Exosomal cancer immunotherapy is independent of MHC molecules on exosomes

// Stefanie Hiltbrunner 1, * , Pia Larssen 1, * , Maria Eldh 1 , Maria-Jose Martinez-Bravo 1 , Arnika K. Wagner 2 , Mikael C.I. Karlsson 2 , Susanne Gabrielsson 1 1 Immunology and Allergy Unit, Department of Medicine Solna, Karolinska Institute, and Karolinska University Hospital, SE-171 76 Stockholm, Sweden 2 Department of Microbiology, Tumor and Cell Biology, Karolinska Institute, SE-171 77 Stockholm, Sweden * These authors have contributed equally to this work Correspondence to: Susanne Gabrielsson, email: susanne.gabrielsson@ki.se Keywords: exosomes, immunotherapy, MHC class I, extracellular vesicles, cancer Received: March 03, 2016     Accepted: April 28, 2016     Published: May 25, 2016 ABSTRACT Peptide-loaded exosomes are promising cancer treatment vehicles; however, moderate T cell responses in human clinical trials indicate a need to further understand exosome-induced immunity. We previously demonstrated that antigen-loaded exosomes carry whole protein antigens and require B cells for inducing antigen-specific T cells. Therefore, we investigated the relative importance of exosomal major histocompatibility complex (MHC) class I for the induction of antigen-specific T cell responses and tumour protection. We show that ovalbumin-loaded dendritic cell-derived exosomes from MHCI -/- mice induce antigen-specific T cells at the same magnitude as wild type exosomes.
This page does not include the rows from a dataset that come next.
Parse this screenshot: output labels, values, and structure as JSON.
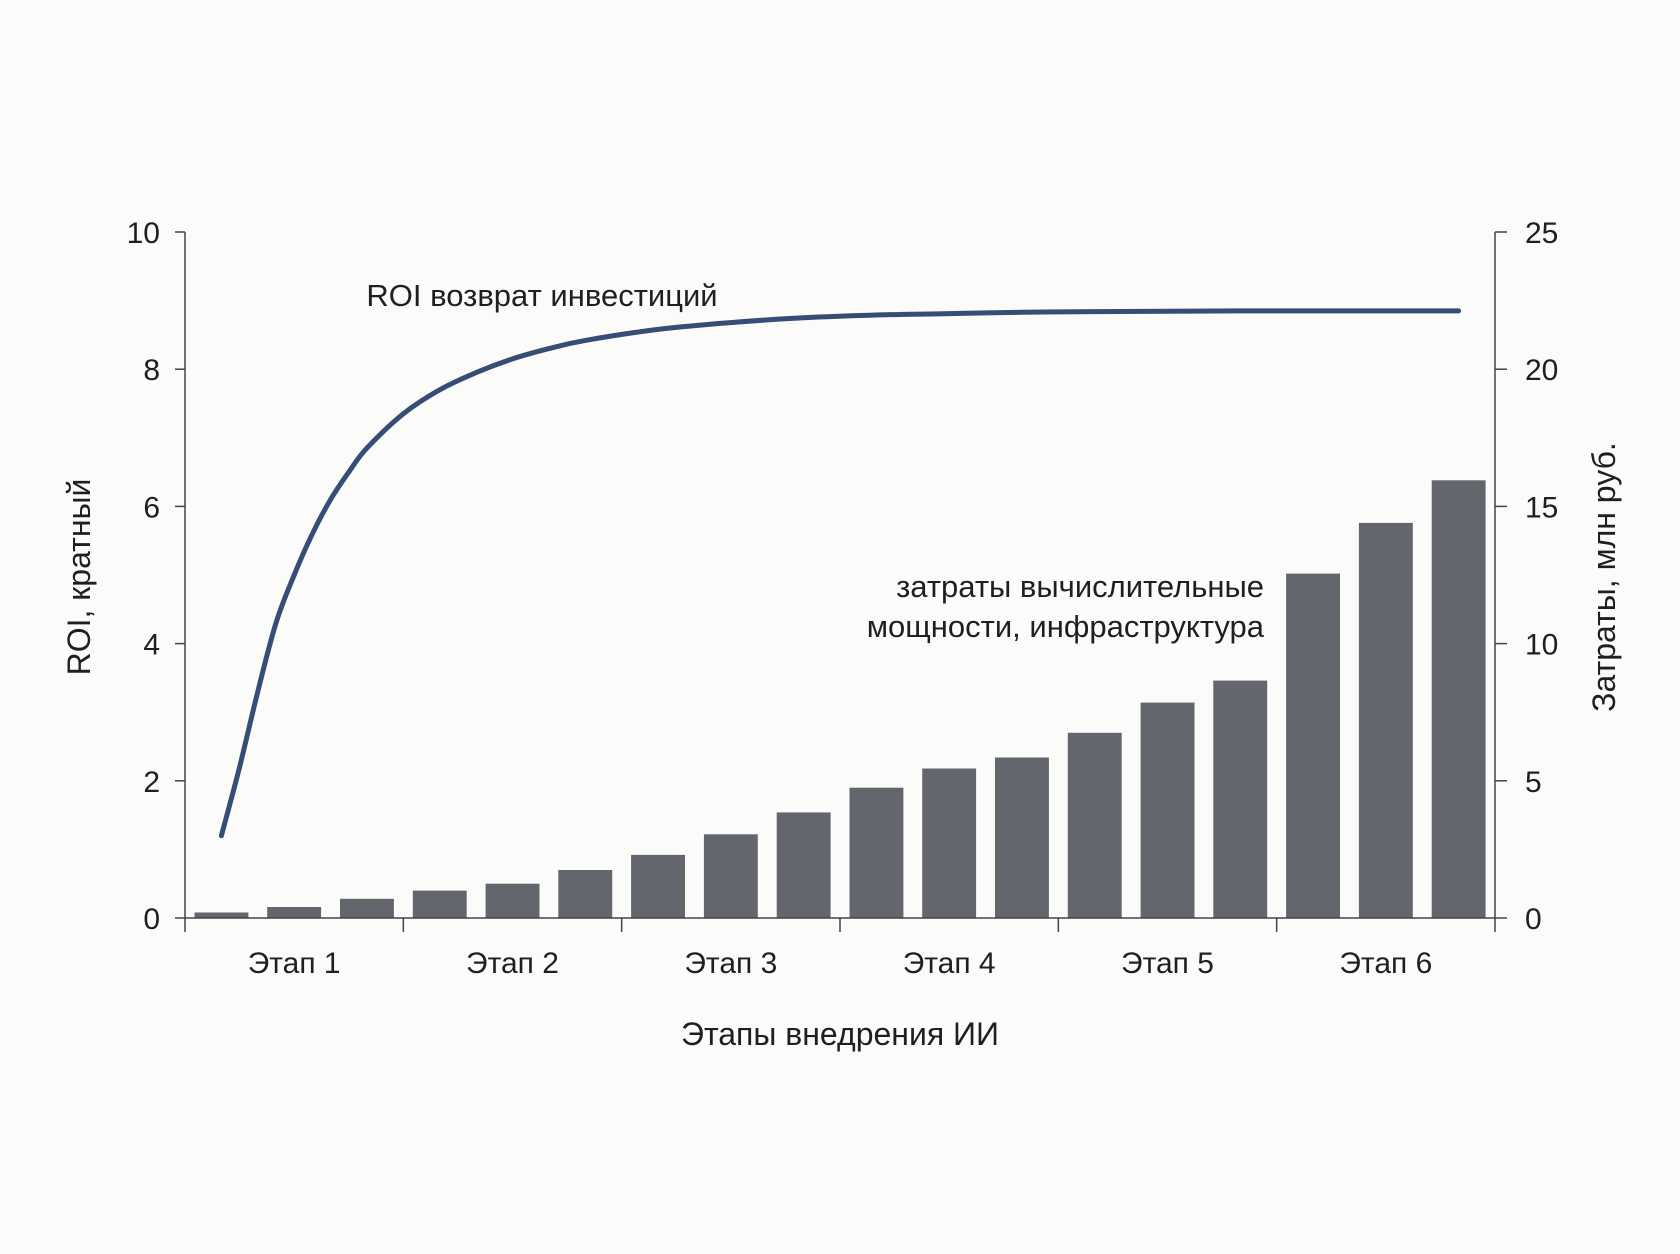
{
  "chart_data": {
    "type": "bar+line",
    "title": "",
    "xlabel": "Этапы внедрения ИИ",
    "categories": [
      "Этап 1",
      "Этап 2",
      "Этап 3",
      "Этап 4",
      "Этап 5",
      "Этап 6"
    ],
    "ylabel_left": "ROI, кратный",
    "ylabel_right": "Затраты, млн руб.",
    "ylim_left": [
      0,
      10
    ],
    "ylim_right": [
      0,
      25
    ],
    "yticks_left": [
      "0",
      "2",
      "4",
      "6",
      "8",
      "10"
    ],
    "yticks_right": [
      "0",
      "5",
      "10",
      "15",
      "20",
      "25"
    ],
    "grid": false,
    "bars": {
      "axis": "right",
      "label_lines": [
        "затраты вычислительные",
        "мощности, инфраструктура"
      ],
      "color": "#63676d",
      "values": [
        0.2,
        0.4,
        0.7,
        1.0,
        1.25,
        1.75,
        2.3,
        3.05,
        3.85,
        4.75,
        5.45,
        5.85,
        6.75,
        7.85,
        8.65,
        12.55,
        14.4,
        15.95
      ]
    },
    "line": {
      "axis": "left",
      "label": "ROI возврат инвестиций",
      "color": "#364d75",
      "points": [
        [
          0.0,
          1.2
        ],
        [
          0.25,
          2.2
        ],
        [
          0.5,
          3.3
        ],
        [
          0.75,
          4.3
        ],
        [
          1.0,
          5.0
        ],
        [
          1.25,
          5.6
        ],
        [
          1.5,
          6.1
        ],
        [
          1.75,
          6.5
        ],
        [
          2.0,
          6.85
        ],
        [
          2.5,
          7.35
        ],
        [
          3.0,
          7.7
        ],
        [
          3.5,
          7.95
        ],
        [
          4.0,
          8.15
        ],
        [
          4.5,
          8.3
        ],
        [
          5.0,
          8.42
        ],
        [
          6.0,
          8.58
        ],
        [
          7.0,
          8.68
        ],
        [
          8.0,
          8.75
        ],
        [
          9.0,
          8.79
        ],
        [
          10.0,
          8.81
        ],
        [
          11.0,
          8.83
        ],
        [
          12.0,
          8.84
        ],
        [
          14.0,
          8.85
        ],
        [
          17.0,
          8.85
        ]
      ]
    }
  }
}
Furthermore, exosomes lacking MHC class I, as well as exosomes with both MHC class I and II mismatch, induced tumour infiltrating T cells and increased overall survival to the same extent as syngeneic exosomes in B16 melanoma. In conclusion, T cell responses are independent of exosomal MHC/peptide complexes if whole antigen is present. This establishes the prospective of using impersonalised exosomes, and will greatly increase the feasibility of designing exosome-based vaccines or therapeutic approaches in humans.